市急患診療所の利用実績

kyuujituonoda.jpg 山陽小野田市健康増進課は、小野田保健センター内に開設した「市急患診療所」の平日夜間の利用実績をまとめた。2010年(診療日数245日)は624人の患者が訪れ、1日の平均利用者数は2・55人となった。当初、見込んでいた1日5人には届かなかったが、「平日夜間対応の診療所の存在は、精神的にも負担が軽減される」と、医療従事者から高い評価を得ている。

夜間診療は2次医療機関である市民、山口労災、小野田赤十字病院でほとんど対応しているのが現状で、勤務医の大きな負担になっている。風邪など軽度の疾患も診ており、本当に緊急の患者が受け入れられないというケースも起きている。
急患診療所の充実は慢性的な医師不足の中で、地域医療の役割分担、連携が効果的に機能し、医療スタッフはもちろん、患者にとっても緊急時に病院の待合室で待たされることがなくなるなど、双方にメリットがある。
市は医師会、薬剤師会の協力を得て10年1月から急患診療所を開設。12月末までの1年間に624人の患者を受け付けた。月別ではインフルエンザが流行した1月の73人、3月の66人が多かった。曜日別では医療機関が午後休診となる木曜日の来院が目立っている。地区別患者数は大まかに小野田地区が60%、宇部市厚南地区が25%、山陽地区が10%、その他5%となっている。

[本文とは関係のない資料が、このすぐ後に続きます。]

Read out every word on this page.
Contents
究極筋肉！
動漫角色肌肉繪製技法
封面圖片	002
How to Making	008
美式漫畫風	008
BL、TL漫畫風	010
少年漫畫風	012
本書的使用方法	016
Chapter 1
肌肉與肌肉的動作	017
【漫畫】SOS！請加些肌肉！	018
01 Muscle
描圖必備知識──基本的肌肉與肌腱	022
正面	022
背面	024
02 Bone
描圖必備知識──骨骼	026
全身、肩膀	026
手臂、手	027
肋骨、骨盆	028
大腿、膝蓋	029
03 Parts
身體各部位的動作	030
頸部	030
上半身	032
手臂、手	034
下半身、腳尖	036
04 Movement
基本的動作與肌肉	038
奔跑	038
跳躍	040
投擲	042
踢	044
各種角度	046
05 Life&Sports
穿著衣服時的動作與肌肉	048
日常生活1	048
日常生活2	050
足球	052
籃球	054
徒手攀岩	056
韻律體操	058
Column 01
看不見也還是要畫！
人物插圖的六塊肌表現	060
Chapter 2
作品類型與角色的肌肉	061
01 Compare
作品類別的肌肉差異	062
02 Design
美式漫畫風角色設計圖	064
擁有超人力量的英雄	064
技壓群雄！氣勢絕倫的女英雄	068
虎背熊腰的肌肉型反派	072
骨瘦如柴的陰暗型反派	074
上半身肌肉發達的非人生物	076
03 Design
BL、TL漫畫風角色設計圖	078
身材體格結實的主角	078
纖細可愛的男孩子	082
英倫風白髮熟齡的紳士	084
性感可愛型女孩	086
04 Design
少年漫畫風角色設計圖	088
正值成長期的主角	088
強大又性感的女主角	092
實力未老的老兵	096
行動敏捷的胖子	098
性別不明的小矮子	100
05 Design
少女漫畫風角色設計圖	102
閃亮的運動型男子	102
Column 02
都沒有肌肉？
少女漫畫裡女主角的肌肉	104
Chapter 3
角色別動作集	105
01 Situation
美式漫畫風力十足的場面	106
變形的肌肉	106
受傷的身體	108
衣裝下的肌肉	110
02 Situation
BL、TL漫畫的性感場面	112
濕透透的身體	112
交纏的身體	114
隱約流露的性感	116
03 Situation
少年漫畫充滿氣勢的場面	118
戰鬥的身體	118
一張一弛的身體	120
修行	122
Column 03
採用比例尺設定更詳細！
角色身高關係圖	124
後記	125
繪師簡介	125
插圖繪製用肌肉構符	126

ほとんどが風邪や腹痛を訴える患者。当初見込みより患者数が少なかったのは、原則として高校生以上の年齢を対象としているため、子供ほど緊急性が高くないことが考えられる。しかし、市民病院などに診察依頼の電話がかかった際に、重症でないと思われる患者には、まず急患診療所を勧めるなど、地域医療の役割分担という本来の開設目的は、十分に果たしている。
今年1月もインフルエンザの流行などにより、19日間の開設で97人(1日平均5・11人)の患者が訪れている。
河合久雄市健康増進課長は「まだ開設していることを知らない市民もおり、機会あるごとに周知を図っていきたい」と課題を話し
た。
平日夜間の診療科目は、入院や手術を伴わない内科系の初期救急。診療時間は毎週月~金曜日の午後7時から10時半まで。
同じ診療所で日曜日と祝日(午前9時~正午、午後1~5時)には小児科も開設している。